The Art of Persuasion in Your Job Search
Charles Purdy | Monster+HotJobs senior editor
Use vivid language
In terms of your resume, that means weeding out generic resume-speak like “results-oriented professional.” Instead, describe the situation in which you achieved those results.
Also, use numbers to quantify your results (numbers are persuasive).
Say yes to a drink—of water
One of the many interesting tips in St. Hilaire’s book is to have a glass of water: If you’re a visitor and someone asks if you’d like something to drink, request water and thank her. He explains, “People want to do something nice for you, but not too much.

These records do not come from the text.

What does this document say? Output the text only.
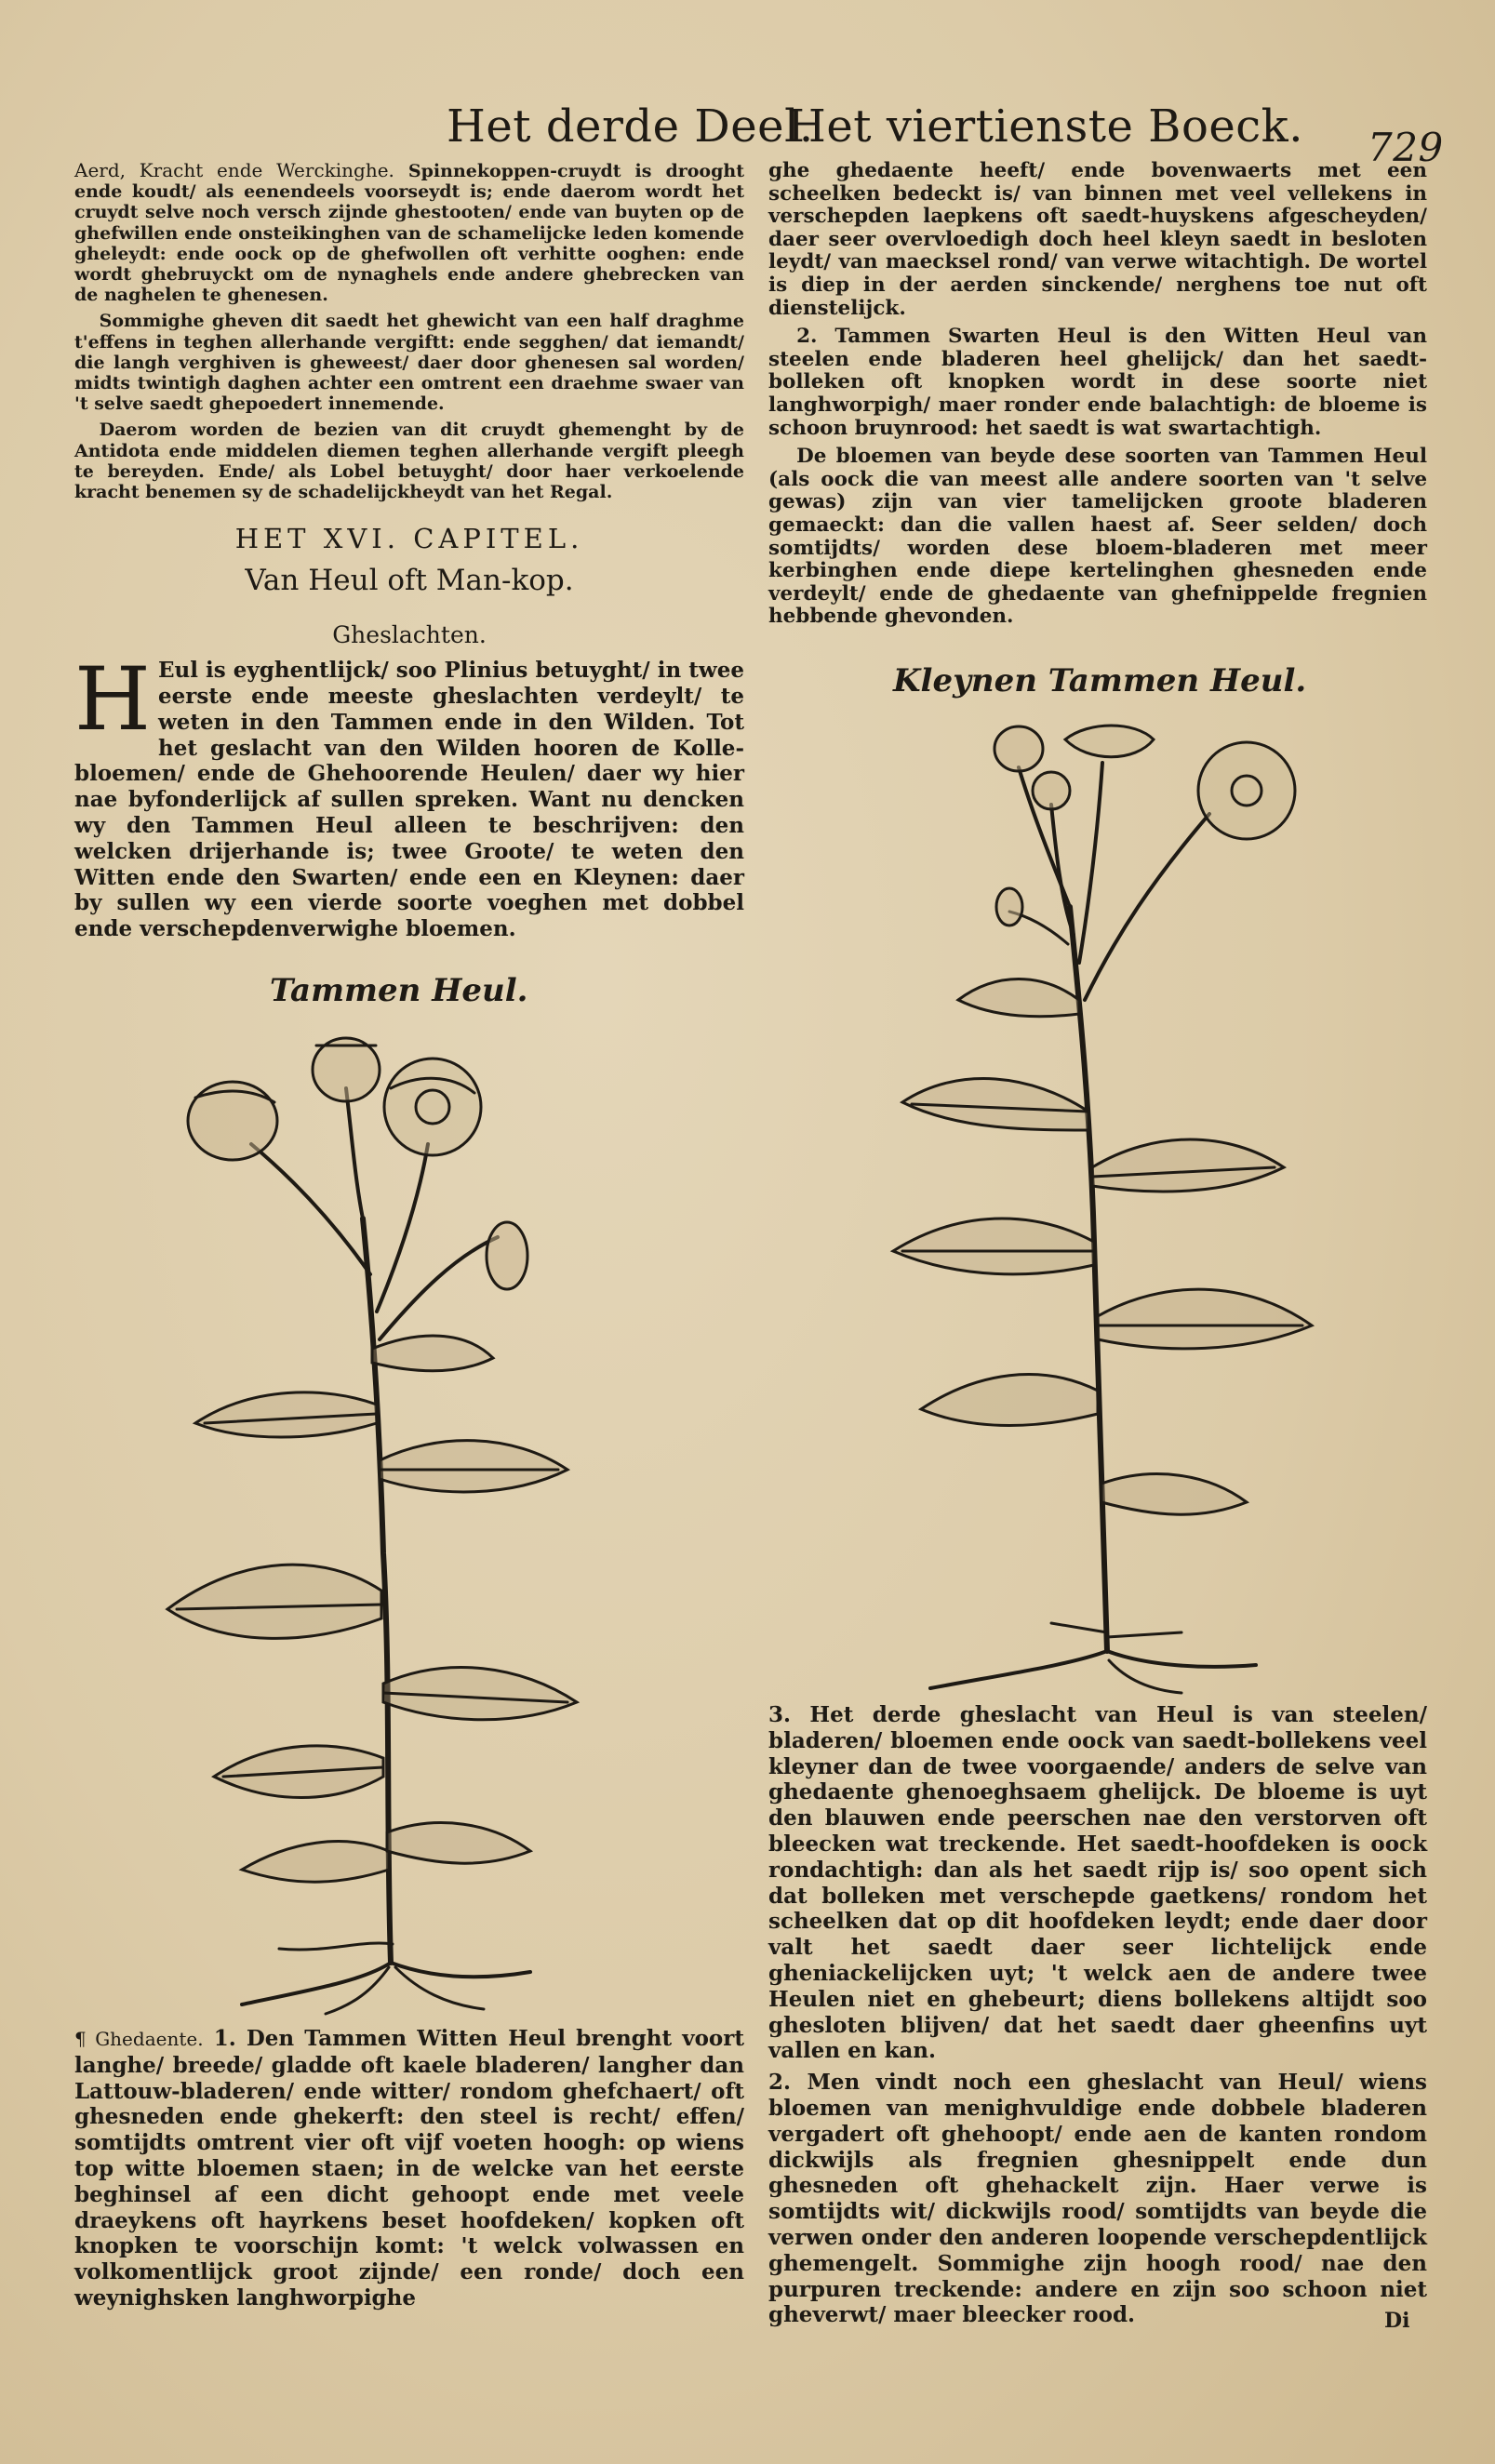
Het derde Deel.
Het viertienste Boeck. 729

Aerd, Kracht ende Werckinghe. Spinnekoppen-cruydt is drooght ende koudt/ als eenendeels voorseydt is; ende daerom wordt het cruydt selve noch versch zijnde ghestooten/ ende van buyten op de ghefwillen ende onsteikinghen van de schamelijcke leden komende gheleydt: ende oock op de ghefwollen oft verhitte ooghen: ende wordt ghebruyckt om de nynaghels ende andere ghebrecken van de naghelen te ghenesen.

Sommighe gheven dit saedt het ghewicht van een half draghme t'effens in teghen allerhande vergiftt: ende segghen/ dat iemandt/ die langh verghiven is gheweest/ daer door ghenesen sal worden/ midts twintigh daghen achter een omtrent een draehme swaer van 't selve saedt ghepoedert innemende.

Daerom worden de bezien van dit cruydt ghemenght by de Antidota ende middelen diemen teghen allerhande vergift pleegh te bereyden. Ende/ als Lobel betuyght/ door haer verkoelende kracht benemen sy de schadelijckheydt van het Regal.

HET XVI. CAPITEL.
Van Heul oft Man-kop.
Gheslachten.

H Eul is eyghentlijck/ soo Plinius betuyght/ in twee eerste ende meeste gheslachten verdeylt/ te weten in den Tammen ende in den Wilden. Tot het geslacht van den Wilden hooren de Kolle-bloemen/ ende de Ghehoorende Heulen/ daer wy hier nae byfonderlijck af sullen spreken. Want nu dencken wy den Tammen Heul alleen te beschrijven: den welcken drijerhande is; twee Groote/ te weten den Witten ende den Swarten/ ende een en Kleynen: daer by sullen wy een vierde soorte voeghen met dobbel ende verschepdenverwighe bloemen.

Tammen Heul.

¶ Ghedaente. 1. Den Tammen Witten Heul brenght voort langhe/ breede/ gladde oft kaele bladeren/ langher dan Lattouw-bladeren/ ende witter/ rondom ghefchaert/ oft ghesneden ende ghekerft: den steel is recht/ effen/ somtijdts omtrent vier oft vijf voeten hoogh: op wiens top witte bloemen staen; in de welcke van het eerste beghinsel af een dicht gehoopt ende met veele draeykens oft hayrkens beset hoofdeken/ kopken oft knopken te voorschijn komt: 't welck volwassen en volkomentlijck groot zijnde/ een ronde/ doch een weynighsken langhworpighe

ghe ghedaente heeft/ ende bovenwaerts met een scheelken bedeckt is/ van binnen met veel vellekens in verschepden laepkens oft saedt-huyskens afgescheyden/ daer seer overvloedigh doch heel kleyn saedt in besloten leydt/ van maecksel rond/ van verwe witachtigh. De wortel is diep in der aerden sinckende/ nerghens toe nut oft dienstelijck.

2. Tammen Swarten Heul is den Witten Heul van steelen ende bladeren heel ghelijck/ dan het saedt-bolleken oft knopken wordt in dese soorte niet langhworpigh/ maer ronder ende balachtigh: de bloeme is schoon bruynrood: het saedt is wat swartachtigh.

De bloemen van beyde dese soorten van Tammen Heul (als oock die van meest alle andere soorten van 't selve gewas) zijn van vier tamelijcken groote bladeren gemaeckt: dan die vallen haest af. Seer selden/ doch somtijdts/ worden dese bloem-bladeren met meer kerbinghen ende diepe kertelinghen ghesneden ende verdeylt/ ende de ghedaente van ghefnippelde fregnien hebbende ghevonden.

Kleynen Tammen Heul.

3. Het derde gheslacht van Heul is van steelen/ bladeren/ bloemen ende oock van saedt-bollekens veel kleyner dan de twee voorgaende/ anders de selve van ghedaente ghenoeghsaem ghelijck. De bloeme is uyt den blauwen ende peerschen nae den verstorven oft bleecken wat treckende. Het saedt-hoofdeken is oock rondachtigh: dan als het saedt rijp is/ soo opent sich dat bolleken met verschepde gaetkens/ rondom het scheelken dat op dit hoofdeken leydt; ende daer door valt het saedt daer seer lichtelijck ende gheniackelijcken uyt; 't welck aen de andere twee Heulen niet en ghebeurt; diens bollekens altijdt soo ghesloten blijven/ dat het saedt daer gheenfins uyt vallen en kan.

2. Men vindt noch een gheslacht van Heul/ wiens bloemen van menighvuldige ende dobbele bladeren vergadert oft ghehoopt/ ende aen de kanten rondom dickwijls als fregnien ghesnippelt ende dun ghesneden oft ghehackelt zijn. Haer verwe is somtijdts wit/ dickwijls rood/ somtijdts van beyde die verwen onder den anderen loopende verschepdentlijck ghemengelt. Sommighe zijn hoogh rood/ nae den purpuren treckende: andere en zijn soo schoon niet gheverwt/ maer bleecker rood.	Di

This is a surefire way to make them feel good about themselves without inconveniencing them.’”
Create sound bites
A sound bite is a short, compelling phrase that can easily lodge in an interviewer’s mind—for example, “I increased site traffic by 20 percent in three weeks” or “I was the company’s top salesperson for seven months in 2008.” Find ways to weave three or four sound bites into your conversation with an interviewer.
Many hiring managers use silence to wield power: when you finish answering a question, they wait before speaking—and a nervous job candidate may end up saying something he didn’t intend to. Practicing before an interview will help you prepare thorough answers to common questions. Then, when you’re done, finish and smile expectantly—or even ask, “Did that answer your question?” (or ask your own relevant follow-up question).
Remember, silence is better than “Hmmmm” or “Like, ummmm.” St. Hilaire also advises, “If you need to think about an answer, cast your eyes down, not up. Looking down appears thoughtful; looking up makes it seem as though you’re searching.”